For Distributed RAM (small RAMs), a target of 1 sample per clock cycle can be achieved by the tool.
As soon as I use a block RAM, 2 clock cycles per sample are needed. Why?
This is the typical output:
@W [SCHED-68] Unable to enforce a carried dependency constraint (II = 1, distance = 1)
between 'store' operation (video_fir.c:52) of variable 'calc_0_2_load' on array 'buffer_0' and 'load' operation ('inDataNext', video_fir.c:45) on array 'buffer_0'.
Failed to meet target II: 1
The critical dependency path consists of the following.
[Operation latency] 'load' operation ('inDataNext', video_fir.c:45) on array 'buffer_0' takes 1 cycle.
[Precedence] from 'load' operation ('inDataNext', video_fir.c:45) on array 'buffer_0' to 'store' operation (video_fir.c:52) of variable 'calc_0_2_load' on array 'buffer_0' with length = 0.
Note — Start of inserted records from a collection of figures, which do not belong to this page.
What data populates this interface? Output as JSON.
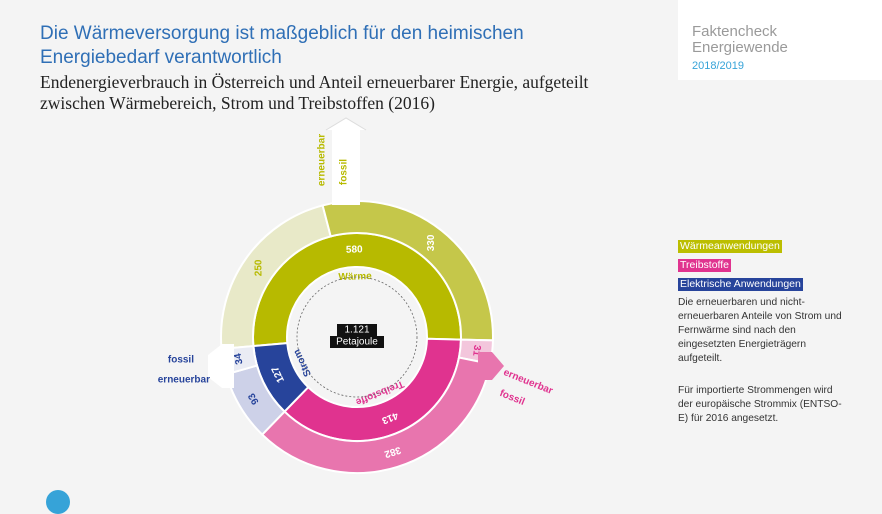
{
  "title": "Die Wärmeversorgung ist maßgeblich für den heimischen Energiebedarf verantwortlich",
  "subtitle": "Endenergieverbrauch in Österreich und Anteil erneuerbarer Energie, aufgeteilt zwischen Wärmebereich, Strom und Treibstoffen (2016)",
  "brand": {
    "line1": "Faktencheck",
    "line2": "Energiewende",
    "line3": "2018/2019"
  },
  "legend": [
    {
      "label": "Wärmeanwendungen",
      "color": "#bcbe00"
    },
    {
      "label": "Treibstoffe",
      "color": "#e0338f"
    },
    {
      "label": "Elektrische Anwendungen",
      "color": "#27449b"
    }
  ],
  "notes": [
    "Die erneuerbaren und nicht-erneuerbaren Anteile von Strom und Fernwärme sind nach den eingesetzten Energieträgern aufgeteilt.",
    "Für importierte Strommengen wird der europäische Strommix (ENTSO-E) für 2016 angesetzt."
  ],
  "chart_data": {
    "type": "pie",
    "title": "",
    "total": {
      "value": "1.121",
      "unit": "Petajoule"
    },
    "inner": [
      {
        "name": "Wärme",
        "value": 580,
        "color": "#b7ba00"
      },
      {
        "name": "Treibstoffe",
        "value": 413,
        "color": "#e0338f"
      },
      {
        "name": "Strom",
        "value": 127,
        "color": "#27449b"
      }
    ],
    "outer": [
      {
        "group": "Wärme",
        "label": "erneuerbar",
        "value": 250,
        "color": "#e8e9c8"
      },
      {
        "group": "Wärme",
        "label": "fossil",
        "value": 330,
        "color": "#c5c74a"
      },
      {
        "group": "Treibstoffe",
        "label": "erneuerbar",
        "value": 31,
        "color": "#f3c6dc"
      },
      {
        "group": "Treibstoffe",
        "label": "fossil",
        "value": 382,
        "color": "#e875ae"
      },
      {
        "group": "Strom",
        "label": "erneuerbar",
        "value": 93,
        "color": "#cdd1e8"
      },
      {
        "group": "Strom",
        "label": "fossil",
        "value": 34,
        "color": "#eaecf4"
      }
    ],
    "labels": {
      "erneuerbar": "erneuerbar",
      "fossil": "fossil"
    }
  }
}
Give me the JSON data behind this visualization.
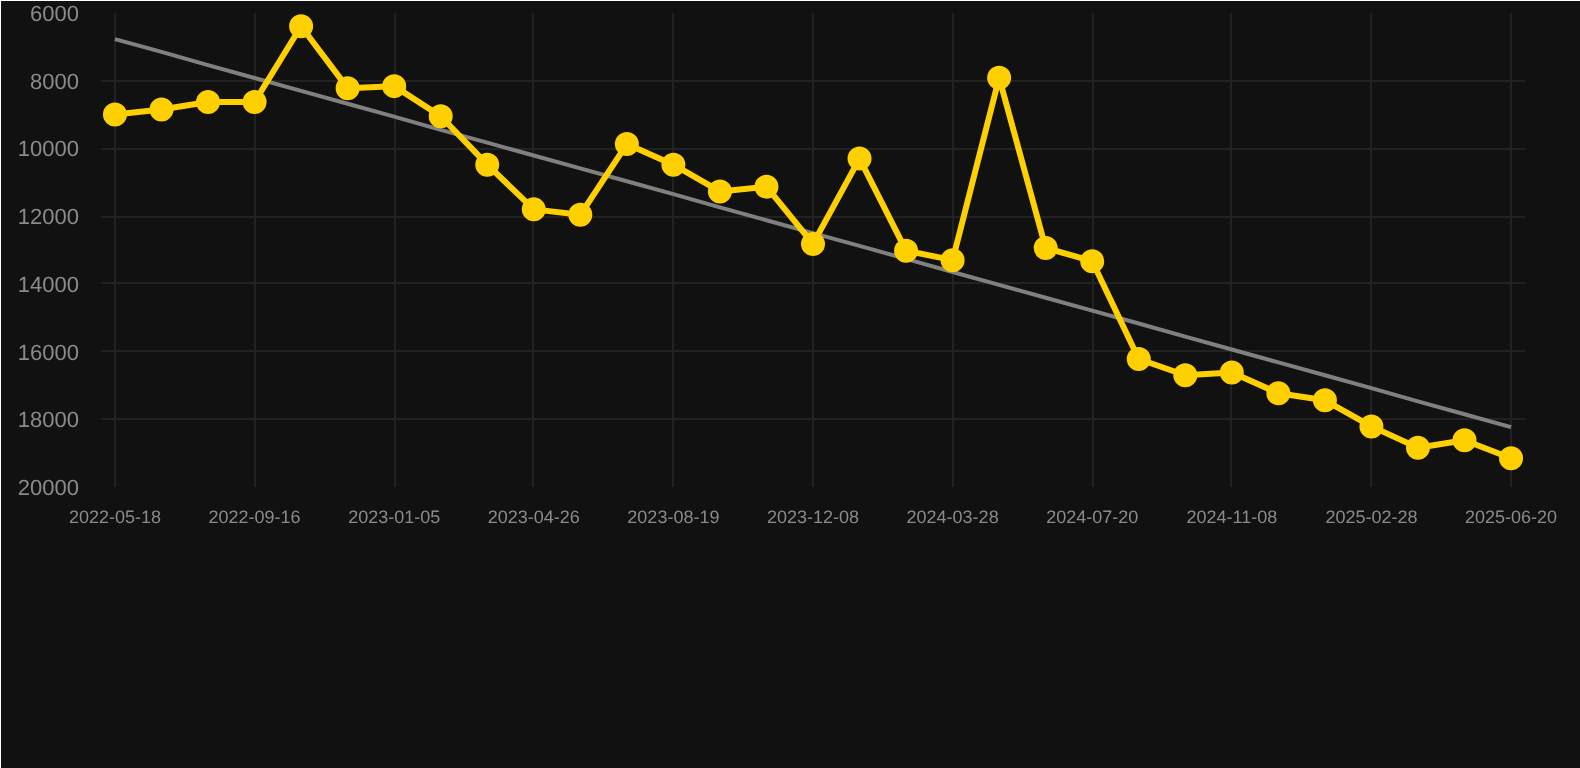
{
  "chart_data": {
    "type": "line",
    "categories": [
      "2022-05-18",
      null,
      null,
      "2022-09-16",
      null,
      null,
      "2023-01-05",
      null,
      null,
      "2023-04-26",
      null,
      null,
      "2023-08-19",
      null,
      null,
      "2023-12-08",
      null,
      null,
      "2024-03-28",
      null,
      null,
      "2024-07-20",
      null,
      null,
      "2024-11-08",
      null,
      null,
      "2025-02-28",
      null,
      null,
      "2025-06-20"
    ],
    "series": [
      {
        "color": "#ffd000",
        "marker": "circle",
        "values": [
          9000,
          8850,
          8630,
          8630,
          6390,
          8220,
          8160,
          9050,
          10480,
          11800,
          11960,
          9870,
          10480,
          11270,
          11130,
          12820,
          10300,
          13020,
          13300,
          7910,
          12940,
          13330,
          16220,
          16700,
          16620,
          17230,
          17440,
          18210,
          18840,
          18620,
          19150
        ]
      },
      {
        "type": "line",
        "color": "#808080",
        "marker": "none",
        "values": [
          6770,
          7150,
          7540,
          7920,
          8300,
          8680,
          9060,
          9450,
          9830,
          10210,
          10590,
          10970,
          11350,
          11740,
          12120,
          12500,
          12880,
          13260,
          13650,
          14030,
          14410,
          14790,
          15170,
          15560,
          15940,
          16320,
          16700,
          17080,
          17470,
          17850,
          18230
        ]
      }
    ],
    "ylim": [
      20000,
      6000
    ],
    "yticks": [
      6000,
      8000,
      10000,
      12000,
      14000,
      16000,
      18000,
      20000
    ],
    "grid": true
  }
}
[Carried Dependence] from 'store' operation (video_fir.c:52) of variable 'calc_0_2_load' on array 'buffer_0' to 'load' operation ('inDataNext', video_fir.c:45) on array 'buffer_0' with (distance, length) = (1, 1).
Total length of the dependency path is 2,
which exceeds II * total distance = 1 * 1 = 1
@I [SCHED-61] Pipelining result: Target II: 1, Final II: 2, Depth: 11.
This is detailled more precisely in the user guide.
This is a case where the indexing for the reads and writes are from independent variables or similar.
The HLS engine cannot determine that these variables will never be equal, hence, that is safe to do a write-after read access to the block RAM, which has a 1 cycle read latency.
In this case, the HLS tool is seeing a false loop-carry dependence on buffer, due to the block RAM latency it stretches the II to 2, as can be seen from the messages in the HLS log above.
For this kind of case, Vivado HLS provides the DEPENDENCE directive.
Because the dependency reported is between the loop iterations, it is considered an inter dependency.
So, by adding the following directive, the desired II=1 can be attained (either tcl or similar as pragma):
set_directive_dependence -variable buffer -type inter -dependent false "video_fir/shift_loop"
#pragma HLS DEPENDENCE variable=buffer inter false
Please further check the user guide or the man pages in the tool.
Please note that collision warnings might be issued during C/RTL co-simulation.
Finally, it must be emphasized that, while the DEPENDENCE directive is occasionally necessary to override the conservative default behavior of HLS, it is just that: an override.
It is recommended to recode unless absolutely sure the access are independent.
It is up to the designer to ensure that the dependency reported by the tool is, in fact, a false one. Otherwise, RTL generated by HLS might not operate properly.
You also need to make sure the RTL simulation still works with the new directives.